Humidité ascensionnelle et remontées capillaires : comment les reconnaître ?
Gaetan PizzigaDes dégradations partent du bas des murs et semblent remonter ? L’humidité ascensionnelle, aussi appelée remontée capillaire, est une piste possible lorsque l’eau du sol migre dans une maçonnerie poreuse.
Un bas de mur humide ne suffit pourtant pas à confirmer ce phénomène. Une fuite, une infiltration latérale, un niveau extérieur trop haut ou de la condensation peuvent produire des symptômes proches.
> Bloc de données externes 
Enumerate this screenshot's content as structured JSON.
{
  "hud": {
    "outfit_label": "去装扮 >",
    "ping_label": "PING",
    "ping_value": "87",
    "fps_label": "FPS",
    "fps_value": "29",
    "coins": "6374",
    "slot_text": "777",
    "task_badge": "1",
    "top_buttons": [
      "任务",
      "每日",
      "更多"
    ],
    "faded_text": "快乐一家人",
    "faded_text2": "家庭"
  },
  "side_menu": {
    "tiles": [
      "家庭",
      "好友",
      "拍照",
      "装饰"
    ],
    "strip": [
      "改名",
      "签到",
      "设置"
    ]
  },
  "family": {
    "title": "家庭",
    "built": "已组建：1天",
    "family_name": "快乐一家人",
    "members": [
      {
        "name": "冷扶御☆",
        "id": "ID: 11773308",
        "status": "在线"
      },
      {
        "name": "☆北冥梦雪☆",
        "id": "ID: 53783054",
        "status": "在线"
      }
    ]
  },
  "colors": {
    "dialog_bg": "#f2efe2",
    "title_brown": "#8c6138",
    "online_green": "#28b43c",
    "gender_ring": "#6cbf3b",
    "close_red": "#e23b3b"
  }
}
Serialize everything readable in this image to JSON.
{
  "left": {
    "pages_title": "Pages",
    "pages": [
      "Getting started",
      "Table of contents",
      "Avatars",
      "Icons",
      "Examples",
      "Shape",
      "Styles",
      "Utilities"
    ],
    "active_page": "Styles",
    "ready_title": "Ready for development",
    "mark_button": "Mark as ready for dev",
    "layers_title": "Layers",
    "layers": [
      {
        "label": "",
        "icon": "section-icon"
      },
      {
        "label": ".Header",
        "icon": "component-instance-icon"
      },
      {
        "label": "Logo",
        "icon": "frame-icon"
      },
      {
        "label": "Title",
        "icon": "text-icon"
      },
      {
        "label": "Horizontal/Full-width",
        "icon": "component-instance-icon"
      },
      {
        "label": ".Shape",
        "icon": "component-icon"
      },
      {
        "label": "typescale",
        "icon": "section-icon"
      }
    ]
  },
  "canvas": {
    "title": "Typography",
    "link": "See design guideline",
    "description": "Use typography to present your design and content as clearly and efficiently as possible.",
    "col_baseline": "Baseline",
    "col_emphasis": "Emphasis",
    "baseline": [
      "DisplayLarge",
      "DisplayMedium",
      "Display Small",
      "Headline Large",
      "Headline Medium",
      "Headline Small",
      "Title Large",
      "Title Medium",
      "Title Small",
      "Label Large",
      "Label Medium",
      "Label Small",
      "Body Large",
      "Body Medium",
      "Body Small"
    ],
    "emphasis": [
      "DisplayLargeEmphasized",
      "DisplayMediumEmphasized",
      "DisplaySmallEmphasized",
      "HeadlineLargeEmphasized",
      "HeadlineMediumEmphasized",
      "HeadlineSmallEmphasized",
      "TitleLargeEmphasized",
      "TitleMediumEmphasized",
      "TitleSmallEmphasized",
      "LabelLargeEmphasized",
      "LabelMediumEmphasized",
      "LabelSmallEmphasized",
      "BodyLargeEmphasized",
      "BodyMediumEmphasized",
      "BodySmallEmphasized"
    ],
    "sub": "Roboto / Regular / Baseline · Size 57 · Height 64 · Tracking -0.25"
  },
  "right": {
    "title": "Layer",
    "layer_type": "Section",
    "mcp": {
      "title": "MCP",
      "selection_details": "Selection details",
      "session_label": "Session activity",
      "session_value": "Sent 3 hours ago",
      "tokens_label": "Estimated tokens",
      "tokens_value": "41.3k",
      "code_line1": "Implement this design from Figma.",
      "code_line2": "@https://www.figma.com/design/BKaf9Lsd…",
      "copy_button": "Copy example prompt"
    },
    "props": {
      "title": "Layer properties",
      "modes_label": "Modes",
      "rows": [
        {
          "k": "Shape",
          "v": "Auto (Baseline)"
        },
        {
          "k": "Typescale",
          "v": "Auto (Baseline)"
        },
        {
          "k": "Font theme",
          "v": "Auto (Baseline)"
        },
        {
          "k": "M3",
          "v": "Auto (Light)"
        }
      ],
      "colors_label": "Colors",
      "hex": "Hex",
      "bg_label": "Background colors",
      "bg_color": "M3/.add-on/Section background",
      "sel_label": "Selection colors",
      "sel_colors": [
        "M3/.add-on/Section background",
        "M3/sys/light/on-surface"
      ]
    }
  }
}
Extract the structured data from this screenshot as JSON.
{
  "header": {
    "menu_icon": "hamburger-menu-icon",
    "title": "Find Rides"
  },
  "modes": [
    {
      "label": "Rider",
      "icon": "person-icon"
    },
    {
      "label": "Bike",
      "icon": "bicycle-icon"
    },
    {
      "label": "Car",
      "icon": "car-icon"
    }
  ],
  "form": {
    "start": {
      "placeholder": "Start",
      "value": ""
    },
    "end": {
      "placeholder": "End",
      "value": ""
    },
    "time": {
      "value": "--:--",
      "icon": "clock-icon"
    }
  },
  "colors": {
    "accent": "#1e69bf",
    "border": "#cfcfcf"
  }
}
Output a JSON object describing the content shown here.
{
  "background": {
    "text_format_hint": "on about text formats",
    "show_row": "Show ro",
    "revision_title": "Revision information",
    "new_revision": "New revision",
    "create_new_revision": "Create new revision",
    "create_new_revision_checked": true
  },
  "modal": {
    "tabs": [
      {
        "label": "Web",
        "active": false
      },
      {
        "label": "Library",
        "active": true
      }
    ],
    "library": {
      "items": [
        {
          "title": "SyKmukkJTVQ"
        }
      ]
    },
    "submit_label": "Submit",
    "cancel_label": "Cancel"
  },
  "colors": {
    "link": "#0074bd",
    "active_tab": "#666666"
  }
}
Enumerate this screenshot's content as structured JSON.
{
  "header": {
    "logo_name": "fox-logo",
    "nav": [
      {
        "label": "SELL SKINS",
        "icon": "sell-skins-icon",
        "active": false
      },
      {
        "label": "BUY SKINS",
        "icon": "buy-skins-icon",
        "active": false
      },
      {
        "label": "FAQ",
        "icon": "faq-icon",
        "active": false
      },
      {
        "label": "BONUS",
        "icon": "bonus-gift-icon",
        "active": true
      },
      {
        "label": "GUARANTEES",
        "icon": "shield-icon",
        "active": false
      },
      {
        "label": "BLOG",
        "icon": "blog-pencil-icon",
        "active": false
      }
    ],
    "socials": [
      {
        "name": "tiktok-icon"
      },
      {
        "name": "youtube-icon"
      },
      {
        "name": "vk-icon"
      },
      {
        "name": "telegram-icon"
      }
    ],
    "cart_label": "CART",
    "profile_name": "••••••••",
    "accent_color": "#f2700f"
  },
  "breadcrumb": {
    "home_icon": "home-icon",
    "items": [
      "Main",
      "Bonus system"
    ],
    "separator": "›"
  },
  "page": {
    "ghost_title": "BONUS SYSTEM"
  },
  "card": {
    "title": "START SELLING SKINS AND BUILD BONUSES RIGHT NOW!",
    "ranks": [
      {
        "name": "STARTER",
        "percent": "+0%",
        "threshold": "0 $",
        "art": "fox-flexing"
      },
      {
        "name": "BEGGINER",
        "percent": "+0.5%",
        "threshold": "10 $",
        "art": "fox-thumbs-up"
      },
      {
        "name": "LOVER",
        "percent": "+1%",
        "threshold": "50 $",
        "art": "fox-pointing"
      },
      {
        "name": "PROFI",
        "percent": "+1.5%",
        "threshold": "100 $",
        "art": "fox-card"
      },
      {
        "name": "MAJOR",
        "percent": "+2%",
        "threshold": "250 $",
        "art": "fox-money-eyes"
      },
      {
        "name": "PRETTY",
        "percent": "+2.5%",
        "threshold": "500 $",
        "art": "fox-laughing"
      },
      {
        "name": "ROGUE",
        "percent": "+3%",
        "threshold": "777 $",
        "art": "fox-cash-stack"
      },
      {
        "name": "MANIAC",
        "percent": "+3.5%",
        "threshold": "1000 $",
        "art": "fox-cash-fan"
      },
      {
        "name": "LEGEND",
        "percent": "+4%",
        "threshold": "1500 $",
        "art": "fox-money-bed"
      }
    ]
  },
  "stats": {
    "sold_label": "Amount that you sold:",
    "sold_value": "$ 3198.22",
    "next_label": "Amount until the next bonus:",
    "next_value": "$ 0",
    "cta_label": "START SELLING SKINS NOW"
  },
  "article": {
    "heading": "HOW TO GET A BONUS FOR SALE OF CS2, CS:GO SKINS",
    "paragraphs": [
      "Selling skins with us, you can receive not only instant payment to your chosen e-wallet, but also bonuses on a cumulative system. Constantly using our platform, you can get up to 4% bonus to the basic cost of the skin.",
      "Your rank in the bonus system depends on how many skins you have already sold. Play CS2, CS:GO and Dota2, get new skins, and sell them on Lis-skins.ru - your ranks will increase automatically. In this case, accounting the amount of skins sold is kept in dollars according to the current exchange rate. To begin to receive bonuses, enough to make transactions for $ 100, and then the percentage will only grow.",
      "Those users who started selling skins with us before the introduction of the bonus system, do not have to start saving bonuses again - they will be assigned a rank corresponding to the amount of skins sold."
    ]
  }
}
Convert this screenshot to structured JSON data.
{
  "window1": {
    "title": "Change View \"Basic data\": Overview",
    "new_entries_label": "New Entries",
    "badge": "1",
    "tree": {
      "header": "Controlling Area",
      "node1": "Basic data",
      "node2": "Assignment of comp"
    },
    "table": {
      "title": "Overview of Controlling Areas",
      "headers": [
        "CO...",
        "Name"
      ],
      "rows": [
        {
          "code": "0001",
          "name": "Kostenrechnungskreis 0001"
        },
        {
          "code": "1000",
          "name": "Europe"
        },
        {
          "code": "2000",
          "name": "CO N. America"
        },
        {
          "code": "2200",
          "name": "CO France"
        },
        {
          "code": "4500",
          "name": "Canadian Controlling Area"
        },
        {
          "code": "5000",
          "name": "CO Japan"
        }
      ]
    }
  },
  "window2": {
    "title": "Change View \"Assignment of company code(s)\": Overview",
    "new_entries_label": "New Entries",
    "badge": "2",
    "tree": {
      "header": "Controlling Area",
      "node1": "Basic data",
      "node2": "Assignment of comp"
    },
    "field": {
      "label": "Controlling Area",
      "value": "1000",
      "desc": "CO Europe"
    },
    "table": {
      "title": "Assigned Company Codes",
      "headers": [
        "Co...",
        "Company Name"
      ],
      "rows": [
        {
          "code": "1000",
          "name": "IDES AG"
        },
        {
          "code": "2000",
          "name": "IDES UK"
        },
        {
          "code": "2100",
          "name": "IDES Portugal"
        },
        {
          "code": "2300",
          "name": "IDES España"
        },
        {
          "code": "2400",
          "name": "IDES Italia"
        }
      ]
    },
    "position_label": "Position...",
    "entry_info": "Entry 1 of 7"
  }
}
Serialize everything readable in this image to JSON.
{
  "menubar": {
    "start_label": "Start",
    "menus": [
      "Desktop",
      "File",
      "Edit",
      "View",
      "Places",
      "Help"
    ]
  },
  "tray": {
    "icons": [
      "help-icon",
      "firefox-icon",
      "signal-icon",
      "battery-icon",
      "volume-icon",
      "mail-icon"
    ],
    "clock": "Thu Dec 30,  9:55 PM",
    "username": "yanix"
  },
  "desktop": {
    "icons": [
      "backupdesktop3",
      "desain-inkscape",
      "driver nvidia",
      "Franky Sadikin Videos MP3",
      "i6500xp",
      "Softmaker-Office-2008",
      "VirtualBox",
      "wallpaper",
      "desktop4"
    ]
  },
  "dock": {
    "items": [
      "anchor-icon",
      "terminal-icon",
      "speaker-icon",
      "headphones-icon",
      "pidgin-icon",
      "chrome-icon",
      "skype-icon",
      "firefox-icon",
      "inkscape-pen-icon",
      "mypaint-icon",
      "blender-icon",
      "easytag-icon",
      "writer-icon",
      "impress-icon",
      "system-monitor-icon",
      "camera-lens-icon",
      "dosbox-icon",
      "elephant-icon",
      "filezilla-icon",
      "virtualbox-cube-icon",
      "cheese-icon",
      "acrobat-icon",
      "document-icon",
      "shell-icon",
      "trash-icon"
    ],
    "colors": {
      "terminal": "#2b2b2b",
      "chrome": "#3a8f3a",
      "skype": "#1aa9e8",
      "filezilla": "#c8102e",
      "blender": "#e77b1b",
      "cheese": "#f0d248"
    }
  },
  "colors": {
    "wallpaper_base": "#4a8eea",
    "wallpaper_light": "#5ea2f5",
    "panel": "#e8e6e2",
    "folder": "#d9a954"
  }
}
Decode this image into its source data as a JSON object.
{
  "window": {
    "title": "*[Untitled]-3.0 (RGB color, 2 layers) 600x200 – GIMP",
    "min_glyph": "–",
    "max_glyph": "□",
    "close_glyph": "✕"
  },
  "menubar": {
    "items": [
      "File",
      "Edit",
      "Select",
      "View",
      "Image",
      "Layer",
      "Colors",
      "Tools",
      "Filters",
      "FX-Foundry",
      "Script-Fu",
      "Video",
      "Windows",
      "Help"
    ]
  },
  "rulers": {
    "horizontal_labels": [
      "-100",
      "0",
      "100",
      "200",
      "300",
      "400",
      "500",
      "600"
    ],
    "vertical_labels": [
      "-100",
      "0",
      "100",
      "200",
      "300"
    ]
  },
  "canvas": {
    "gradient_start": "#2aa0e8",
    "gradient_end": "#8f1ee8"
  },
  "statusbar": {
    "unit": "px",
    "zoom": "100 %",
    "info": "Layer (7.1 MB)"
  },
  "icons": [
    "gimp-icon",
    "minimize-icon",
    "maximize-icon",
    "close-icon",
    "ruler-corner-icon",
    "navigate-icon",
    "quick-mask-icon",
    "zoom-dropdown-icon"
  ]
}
Il faut donc éliminer les autres causes avant de choisir un traitement.
Quels signes peuvent faire penser à des remontées capillaires ?
On recherche surtout un ensemble d’indices cohérents plutôt qu’un seul signe pris isolément.
Vérifiez si le profil correspond vraiment
La forme et la localisation des traces permettent de distinguer plusieurs phénomènes qui peuvent se ressembler.
Ce qui peut favoriser l’humidité ascensionnelle
Le phénomène dépend de la configuration du bâtiment, des matériaux et de la manière dont le mur est en contact avec l’humidité du sol.
Absence ou défaut de coupure capillaire
Dans certaines maçonneries, une barrière contre les remontées peut être absente, dégradée ou inefficace.
Maçonnerie poreuse
Les pores des briques et mortiers peuvent permettre à l’eau de progresser lorsque les conditions sont réunies.
Niveau extérieur ou pontage
Un sol extérieur, un enduit ou un aménagement peut parfois contourner une protection existante et maintenir le mur humide.
Présence durable d’eau au pied du mur
Le drainage, les eaux de pluie et la configuration du terrain influencent la quantité d’humidité disponible autour de la maçonnerie.
Que vérifier avant un traitement ?
Les injections et autres traitements ne devraient pas être choisis uniquement parce qu’un mur est humide en partie basse.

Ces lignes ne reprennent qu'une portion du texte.